Append to an audit log
aimx hooks create \
--mailbox alice \
--event after_send \
--cmd '["/bin/sh", "-c", "printf \"%s %s %s %s\\n\" \"$AIMX_SEND_STATUS\" \"$AIMX_TO\" \"$AIMX_SUBJECT\" \"$AIMX_HOOK_NAME\" >> /var/log/aimx/alice-sent.log"]' \
--name alice_audit
Page on failed sends
aimx hooks create \
--mailbox alerts \
--event after_send \
--cmd '["/bin/sh", "-c", "if [ \"$AIMX_SEND_STATUS\" != \"delivered\" ]; then ntfy pub on-call \"aimx send to $AIMX_TO $AIMX_SEND_STATUS: $AIMX_SUBJECT\"; fi"]' \
--name alerts_failed_page
Recipient-based filtering (shell guard)
after_send hooks have no built-in filter fields — do recipient/subject matching in the cmd itself with a shell guard.
aimx hooks create \
--mailbox marketing \
--event after_send \
--cmd '["/bin/sh", "-c", "case \"$AIMX_TO\" in *@customer-co.com) curl -fsS -X POST https://hooks.internal/marketing-sent -d \"to=$AIMX_TO&status=$AIMX_SEND_STATUS\" ;; esac"]' \
--name marketing_customer_notify
Operational tips
Logging
AIMX itself emits one structured log line per hook fire to journald:
hook_name=<name> event=<on_receive|after_send> mailbox=<m> owner=<u> exit_code=<n> duration_ms=<n>
Grep by hook_name=<name> (journalctl -u aimx | grep hook_name=accounts_claude) to trace every fire of a specific hook.
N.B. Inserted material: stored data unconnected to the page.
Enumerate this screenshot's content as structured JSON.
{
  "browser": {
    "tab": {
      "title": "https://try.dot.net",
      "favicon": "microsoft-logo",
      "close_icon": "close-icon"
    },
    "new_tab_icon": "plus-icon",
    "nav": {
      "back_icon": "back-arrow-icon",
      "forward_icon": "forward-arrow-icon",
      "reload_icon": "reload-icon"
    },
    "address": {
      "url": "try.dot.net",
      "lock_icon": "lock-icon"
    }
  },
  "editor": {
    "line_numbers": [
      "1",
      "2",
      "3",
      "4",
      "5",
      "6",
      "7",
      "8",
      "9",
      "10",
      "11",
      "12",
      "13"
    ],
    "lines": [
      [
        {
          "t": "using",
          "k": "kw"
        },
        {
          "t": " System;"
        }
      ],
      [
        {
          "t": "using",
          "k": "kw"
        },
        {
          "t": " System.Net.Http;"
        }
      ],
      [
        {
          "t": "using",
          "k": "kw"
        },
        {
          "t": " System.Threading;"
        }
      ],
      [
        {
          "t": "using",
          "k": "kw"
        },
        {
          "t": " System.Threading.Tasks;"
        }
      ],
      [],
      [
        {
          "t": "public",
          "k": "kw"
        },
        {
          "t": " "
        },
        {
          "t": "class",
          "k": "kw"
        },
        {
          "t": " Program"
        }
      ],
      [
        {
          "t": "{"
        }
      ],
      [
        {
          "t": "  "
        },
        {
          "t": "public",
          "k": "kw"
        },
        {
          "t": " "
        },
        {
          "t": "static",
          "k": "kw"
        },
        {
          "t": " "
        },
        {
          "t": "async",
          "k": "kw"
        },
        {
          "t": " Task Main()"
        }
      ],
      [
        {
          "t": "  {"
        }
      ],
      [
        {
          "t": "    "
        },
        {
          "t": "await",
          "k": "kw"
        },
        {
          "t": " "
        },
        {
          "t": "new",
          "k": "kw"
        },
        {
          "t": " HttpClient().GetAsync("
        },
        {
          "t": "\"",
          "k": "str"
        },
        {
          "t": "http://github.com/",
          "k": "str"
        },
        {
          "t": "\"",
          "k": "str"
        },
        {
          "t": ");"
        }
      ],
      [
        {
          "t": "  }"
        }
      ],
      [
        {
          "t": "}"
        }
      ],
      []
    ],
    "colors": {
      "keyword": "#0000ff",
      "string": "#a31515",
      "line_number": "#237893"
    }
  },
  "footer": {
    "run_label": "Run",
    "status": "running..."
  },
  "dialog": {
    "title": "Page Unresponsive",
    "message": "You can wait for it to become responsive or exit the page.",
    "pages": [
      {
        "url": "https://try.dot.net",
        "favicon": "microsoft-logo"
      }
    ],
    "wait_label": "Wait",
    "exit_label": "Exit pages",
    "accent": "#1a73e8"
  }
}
Hook stdout / stderr are captured by the daemon (truncated at 64 KiB each) and surfaced as stderr_tail=... on the structured line.
If you want a separate per-agent log file too, wrap the agent invocation in ["/bin/sh", "-c", "<agent> ... >> /var/log/aimx/<agent>.log 2>&1"]. Most operators find the journald line sufficient.
Exit codes
A non-zero exit from the hook command is logged at warn but does not block delivery or the send. Email is always stored as a .md file. This is intentional: you do not want flaky agent CLIs to stall your mailbox.
Concurrent hooks
If two emails arrive in rapid succession, aimx serve fires two hook subprocesses in parallel. Agent CLIs that lock a resource (e.g. a per-repo Aider session) can collide. Serialise inside your own wrapper using flock:
aimx hooks create \
--mailbox bugs \
--event on_receive \
--cmd '["/usr/bin/flock", "/tmp/myapp.lock", "/usr/local/bin/claude", "-p", "Reproduce the reported bug.", "--dangerously-skip-permissions"]' \
--name bugs_serialised
Testing a recipe locally
Use the aimx ingest CLI to simulate a real delivery without a live SMTP exchange:
sudo aimx --data-dir /tmp/aimx-test ingest catchall@agent.example.com \
< tests/fixtures/plain.eml
Watch journald (aimx logs --follow) and confirm the agent ran with the expected env vars.